Other significant figures from today’s official data releases included:

  • Emergency department attendances were at historically high levels.
  • The number of people starting routine elective hospital treatment rose 4.7 per cent compared with the preceding twelve month period.

NHS Providers director of policy and strategy at Saffron Cordery, said: “These figures show once again the scale of the pressures NHS trusts are up against. But they also show the NHS is dong an outstanding job in continuing to deliver care for patients – often in very difficult circumstances.

“More than two million people came to A & E – one of the highest figures on record. For the first time, emergency admissions rose above half a million. Yet performance against the four-hour target in A&E was better than in March 2016.

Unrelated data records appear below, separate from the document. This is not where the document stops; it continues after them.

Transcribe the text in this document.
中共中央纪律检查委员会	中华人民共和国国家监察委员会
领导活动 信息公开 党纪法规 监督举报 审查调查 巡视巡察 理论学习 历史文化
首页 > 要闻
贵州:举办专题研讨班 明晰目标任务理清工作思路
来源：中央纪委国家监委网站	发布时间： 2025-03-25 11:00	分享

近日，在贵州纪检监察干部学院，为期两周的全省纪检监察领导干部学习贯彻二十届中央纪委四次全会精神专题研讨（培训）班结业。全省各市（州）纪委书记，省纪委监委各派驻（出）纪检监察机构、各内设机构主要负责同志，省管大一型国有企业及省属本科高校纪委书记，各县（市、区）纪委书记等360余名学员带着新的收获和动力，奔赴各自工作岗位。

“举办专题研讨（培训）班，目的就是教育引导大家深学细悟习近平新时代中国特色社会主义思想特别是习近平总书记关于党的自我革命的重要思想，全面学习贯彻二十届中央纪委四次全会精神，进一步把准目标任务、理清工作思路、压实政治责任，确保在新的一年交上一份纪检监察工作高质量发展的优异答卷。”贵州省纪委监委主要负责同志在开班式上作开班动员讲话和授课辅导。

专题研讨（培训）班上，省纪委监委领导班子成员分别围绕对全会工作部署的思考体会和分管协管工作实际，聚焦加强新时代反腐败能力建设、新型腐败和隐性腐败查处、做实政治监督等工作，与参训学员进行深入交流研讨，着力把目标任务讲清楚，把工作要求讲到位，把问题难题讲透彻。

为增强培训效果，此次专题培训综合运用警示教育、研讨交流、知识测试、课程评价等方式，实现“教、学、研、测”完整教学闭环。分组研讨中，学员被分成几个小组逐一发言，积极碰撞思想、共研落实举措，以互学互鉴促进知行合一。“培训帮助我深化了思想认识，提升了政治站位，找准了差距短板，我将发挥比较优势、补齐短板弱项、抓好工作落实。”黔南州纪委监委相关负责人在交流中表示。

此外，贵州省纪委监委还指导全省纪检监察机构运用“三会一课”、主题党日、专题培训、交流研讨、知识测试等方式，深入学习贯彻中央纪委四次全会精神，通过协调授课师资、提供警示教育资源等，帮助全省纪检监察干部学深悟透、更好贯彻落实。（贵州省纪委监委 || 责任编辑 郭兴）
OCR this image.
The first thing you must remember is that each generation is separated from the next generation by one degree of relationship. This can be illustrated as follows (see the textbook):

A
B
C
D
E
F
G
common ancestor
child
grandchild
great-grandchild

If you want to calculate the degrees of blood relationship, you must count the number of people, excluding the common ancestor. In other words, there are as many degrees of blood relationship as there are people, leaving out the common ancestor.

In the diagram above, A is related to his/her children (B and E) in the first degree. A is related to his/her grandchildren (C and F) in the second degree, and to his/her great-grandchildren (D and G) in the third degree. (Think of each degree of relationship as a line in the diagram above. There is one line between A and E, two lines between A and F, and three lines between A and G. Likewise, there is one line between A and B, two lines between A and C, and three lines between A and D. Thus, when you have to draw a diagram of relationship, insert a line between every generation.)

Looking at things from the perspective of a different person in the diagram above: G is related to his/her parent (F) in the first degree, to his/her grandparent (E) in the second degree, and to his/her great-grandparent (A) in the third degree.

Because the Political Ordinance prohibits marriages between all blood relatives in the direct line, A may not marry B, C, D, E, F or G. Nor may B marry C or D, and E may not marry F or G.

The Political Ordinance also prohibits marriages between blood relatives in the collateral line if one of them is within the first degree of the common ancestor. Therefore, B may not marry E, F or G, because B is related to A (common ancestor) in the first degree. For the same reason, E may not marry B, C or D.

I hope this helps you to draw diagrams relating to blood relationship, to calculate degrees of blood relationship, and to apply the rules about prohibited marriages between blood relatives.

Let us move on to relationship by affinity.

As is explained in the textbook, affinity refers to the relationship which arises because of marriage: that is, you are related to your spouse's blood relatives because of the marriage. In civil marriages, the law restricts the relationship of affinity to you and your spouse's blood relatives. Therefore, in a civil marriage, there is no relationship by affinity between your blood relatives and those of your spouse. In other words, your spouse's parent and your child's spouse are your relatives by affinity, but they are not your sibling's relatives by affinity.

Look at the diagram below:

“The sharp rise in routine hospital treatments is another sign that the NHS is rising to the challenge – helping more patients, despite the pressures.

“It is worrying that delayed transfers of care are close to record levels, and the proportion attributable to social care continues to grow.

“It is also a serious concern that the 62 day cancer treatment target was not met in any month during 2016-17. The demands NHS trusts face are unsustainable. But they are doing all they can to provide the best possible service for patients.”